A bidirectional partnership between researchers and community members

What does data-driven community engagement mean? And what does its implementation look like in Washington state? This term ‘data-driven community engagement’ characterizes the Office of Community Outreach & Engagement’s (OCOE) approach to fostering a bidirectional partnership between researchers and community members. This method allows research to focus on areas of need within the community for which care is provided and use patient data and community input to see what cancer prevention and control strategies are working well and what needs further improvement. Dr. Jason Mendoza, the Associate Director of Community Outreach and Engagement and Associate Program Head of the Cancer Prevention Program at Fred Hutchinson Cancer Center, received funding from the National Institutes of Health (NIH) to develop a data-driven community engagement plan. This plan was designed to characterize the burden of cancer in Washington state, identify health disparities, and inform resource allocation for need-focused areas of research. The development of this strategy and execution is detailed in a recent publication in the journal of Preventive Oncology & Epidemiology.

“Data-driven community engagement is exciting because it involves collaboration across communities in Washington State and Cancer Consortium investigators,” shared Dr. Jean McDougall, a staff scientist in the Office of Community Outreach and Engagement housed at Fred Hutchinson Cancer Center. “We are using quantitative and qualitative data to identify geographic areas and populations that experience a disproportionate burden of cancer, amplify community voices, and direct resources and research to accelerate health equity.” The Fred Hutch/University of Washington/Seattle Children’s Cancer Consortium was established in 2002 to center these three research institutes on a common goal of treating cancer in a collaborative environment.

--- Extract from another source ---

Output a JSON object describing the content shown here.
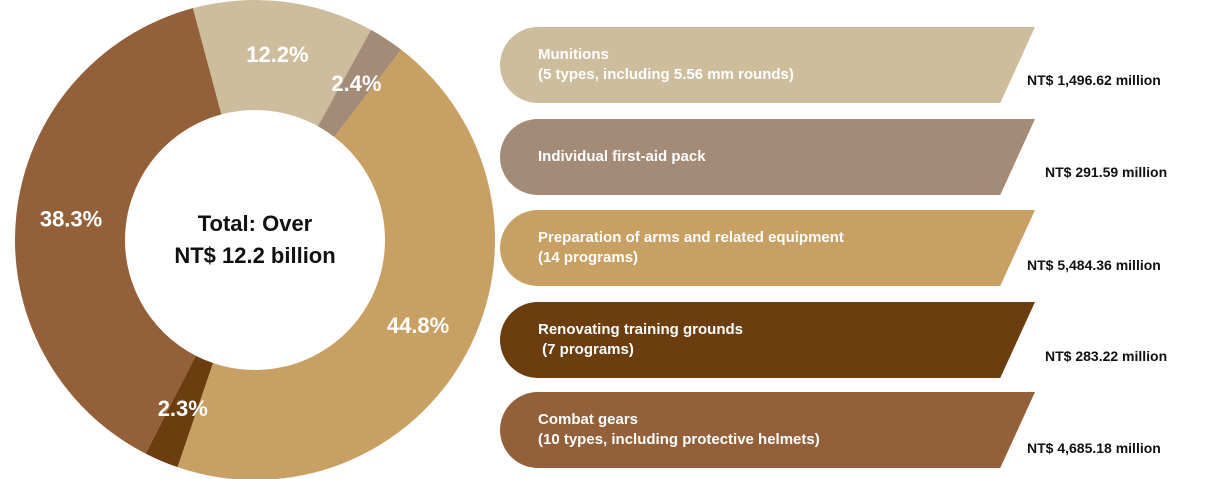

The Consortium initially focused its catchment area—a designated geographic area served by a NCI-funded research center in which the research, community engagement and outreach services focus on the needs of the region—on 13 counties in Western Washington. In 2022, the catchment area changed to include the whole state (39 counties in total). These efforts led by Dr. Mendoza are expanding data-driven community engagement centered on equitable cancer-related research and healthcare.

The Cancer Consortium has taken a thoughtful and methodical approach to serve all Washington state counties. These steps include an examination of where patients and research infrastructure reside within each county followed by the characterization and comparison of the demographics in each county or local region. Complementary to this information, this group has also sought to better understand community priorities and barriers to engagement with community members. The final step in this process has been to seek feedback and support from advisors from the Community Action, Community Outreach and Engagement, and Consortium boards.

These endeavors by the Cancer Consortium provided valuable insight into health disparities present in the counties beyond the original 13 county catchment area. First, this work supported the need for expanding the catchment area to all 39 counties. Demographic data from the additional counties revealed a higher percentage of Hispanic or Latino people and Indigenous Tribes and Indigenous populations than the original 13 counties supported by the Consortium. Several of these newly supported counties have 50-70% Hispanic or Latino residents, supporting the need for bilingual, culturally concordant community health educators working in communities in Central and Eastern Washington.

Next, identifying community priorities and barriers to engagement shed light on key, actionable issues that require support. Interviews from community members highlighted an interest in knowing the local cancer burden for their county and having metrics to determine the success of outreach programs within their county. Additionally, having a dedicated, bilingual coordinator was emphasized as a need to support successful data-driven community engagement. To provide support in these areas, catchment area data was reviewed and shared with communities through the catchment area data tool, Cancer In Focus^TM Washington, available on the Fred Hutch website.

To support efforts to address cancer-related healthcare disparities, the Cancer Consortium has used this information and additional discussions with advisory board members (including members from Community Action, Community Outreach and Engagement, and Consortium boards) to implement plans that increase the number of Community Health Educators, support two satellite Offices of Community Outreach and Engagement in Sunnyside and Spokane, and form the Indigenous Cancer Health Equity Initiative specifically for strengthening relationships with tribal communities. Additionally, grants funded by the Cancer Consortium—awarded to Fred Hutch, University of Washington or Seattle Children’s researchers—encourage proposals that focus on priority cancer types and populations to raise awareness of these disparities and mitigate them by increasing research growth in these areas. Together, the Cancer Consortium is using data in partnership with communities across the state to advance health equity in cancer research and care in Washington.

The spotlighted research was funded by the National Institutes of Health.

Fred Hutch/University of Washington/Seattle Children's Cancer Consortium members Drs. Allison Cole, Peggy Hannon, Vida Henderson, Myra Parker, Stephen Schwartz, and Jason Mendoza contributed to this work.

McDougall JA, Briant KJ, Carosso E, Cole AM, Dee C, Doody DR, Hannon PA, Henderson V, Johnson S, Parker M, Schwartz SM, Mendoza JA. 2024. Data-Driven Community Engagement: Using Quantitative and Qualitative Data to Set Priorities and Launch New Initiatives in a Growing Catchment Area. Prev Oncol Epidemiol. 2(1):2382286.